Surprisals, you might recall, are a way of measuring the likelihood of the result of a chance outcome. They're measured in bits, and one bit of surprisal is the amount of surprise that you should feel in correctly predicting the toss of one unbiased coin.
So, 1 bit of surprisal is equivalent to an even money outcome, 2 bits to a 3/1 outcome, 3 bits to a 7/1 outcome and, more generally, n bits of surprisal is produced by a result with odds of (2^n-1)/1.
One way we can use surprisals is to determine which team has produced the most surprising set of results in the season to date. To do this we measure the surprise associated with a team's win or loss using that team's pre-game bookmaker odds.
When we do that for season 2010 we get this:
Overall then, Carlton have been this season's surprise team so far. Their average result has generated 1.15 bits of surprisal. This has largely been due to the surprisals produced from their five wins, for which they've averaged 1.29 surprisal bits per win.
Essendon have been the second most surprising team this season. Their ranking is also due to the surprise associated with their wins, of which there have been three, averaging 1.51 bits of surprisal each.
Richmond's results - all losses - have been least surprising. They've generated just 0.32 bits of surprise per loss. This is about the amount of surprise you'd feel if you rolled an unbiased die and it failed to come up a 5 or a 6.
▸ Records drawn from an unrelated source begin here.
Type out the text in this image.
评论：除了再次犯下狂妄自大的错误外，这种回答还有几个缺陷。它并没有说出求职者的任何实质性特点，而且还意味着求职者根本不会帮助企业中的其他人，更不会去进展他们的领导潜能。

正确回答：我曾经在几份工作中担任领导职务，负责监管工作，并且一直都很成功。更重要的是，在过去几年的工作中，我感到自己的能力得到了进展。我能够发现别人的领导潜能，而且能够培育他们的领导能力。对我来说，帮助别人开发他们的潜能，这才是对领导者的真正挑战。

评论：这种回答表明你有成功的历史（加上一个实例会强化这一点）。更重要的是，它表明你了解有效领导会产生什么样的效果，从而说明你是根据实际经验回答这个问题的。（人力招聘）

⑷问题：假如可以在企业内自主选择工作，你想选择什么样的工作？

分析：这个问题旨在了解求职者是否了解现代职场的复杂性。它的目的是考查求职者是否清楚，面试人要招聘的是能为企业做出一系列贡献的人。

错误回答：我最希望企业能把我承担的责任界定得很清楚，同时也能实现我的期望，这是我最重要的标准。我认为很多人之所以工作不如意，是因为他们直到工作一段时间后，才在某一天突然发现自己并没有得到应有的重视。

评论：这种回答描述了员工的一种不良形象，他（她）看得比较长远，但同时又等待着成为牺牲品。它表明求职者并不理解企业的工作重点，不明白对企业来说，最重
In the table above we've looked at outcome surprisals - basically how surprising it's been that a particular team won or lost, with surprise assessed using the head-to-head bookmaker prices.
We can also determine how surprising a team's margin of victory or loss has been. To do this we use the points start that bookmakers are offering and measure surprise relative to the expected margin of victory or loss.
On this measure, the teams are ranked as followed:
Carlton's results have been surprising it seems not just in terms of their wins and losses, but also in terms of the magnitude of these wins and losses relative to what the bookmaker expected. Their five wins have produced over 3.5 bits of surprisal each. (Surprisal measures for margins are almost always higher than for head-to-head results because there are many more potential margin results than there are head-to-head results.)
Melbourne's margins (mainly their margins of handicap-adjusted victory) have been next most surprising, and Geelong's have been third most surprising.
Least surprising in terms of margin results has been West Coast, and the Dogs' results have been only a little more surprising.
We considered surprise at the level of the team, but what about at looking at it by round. In other words, which rounds have so far produced most and least surprise and what has this meant for the various Funds?
Round 5 - the round in which the Heuristic-Based Fund made most of its money - was the round whose results were most surprising, both in terms of which teams won and lost and in terms of the margins of those victories and losses.
The least surprising round in terms of head-t0-head results was Round 1, and the least surprising round in terms of handicap-adjusted margins was Round 3.
On average this season, each game has produced 0.87 bits of outcome surprisal and 2.60 bits of margin surprisal. These are both quite close to the surprisals produced across season 2009 where we saw 0.84 bits of outcome surprisal and 2.59 bits of margin surprisal per game.
This season's been surprisingly unsurprising then, I guess.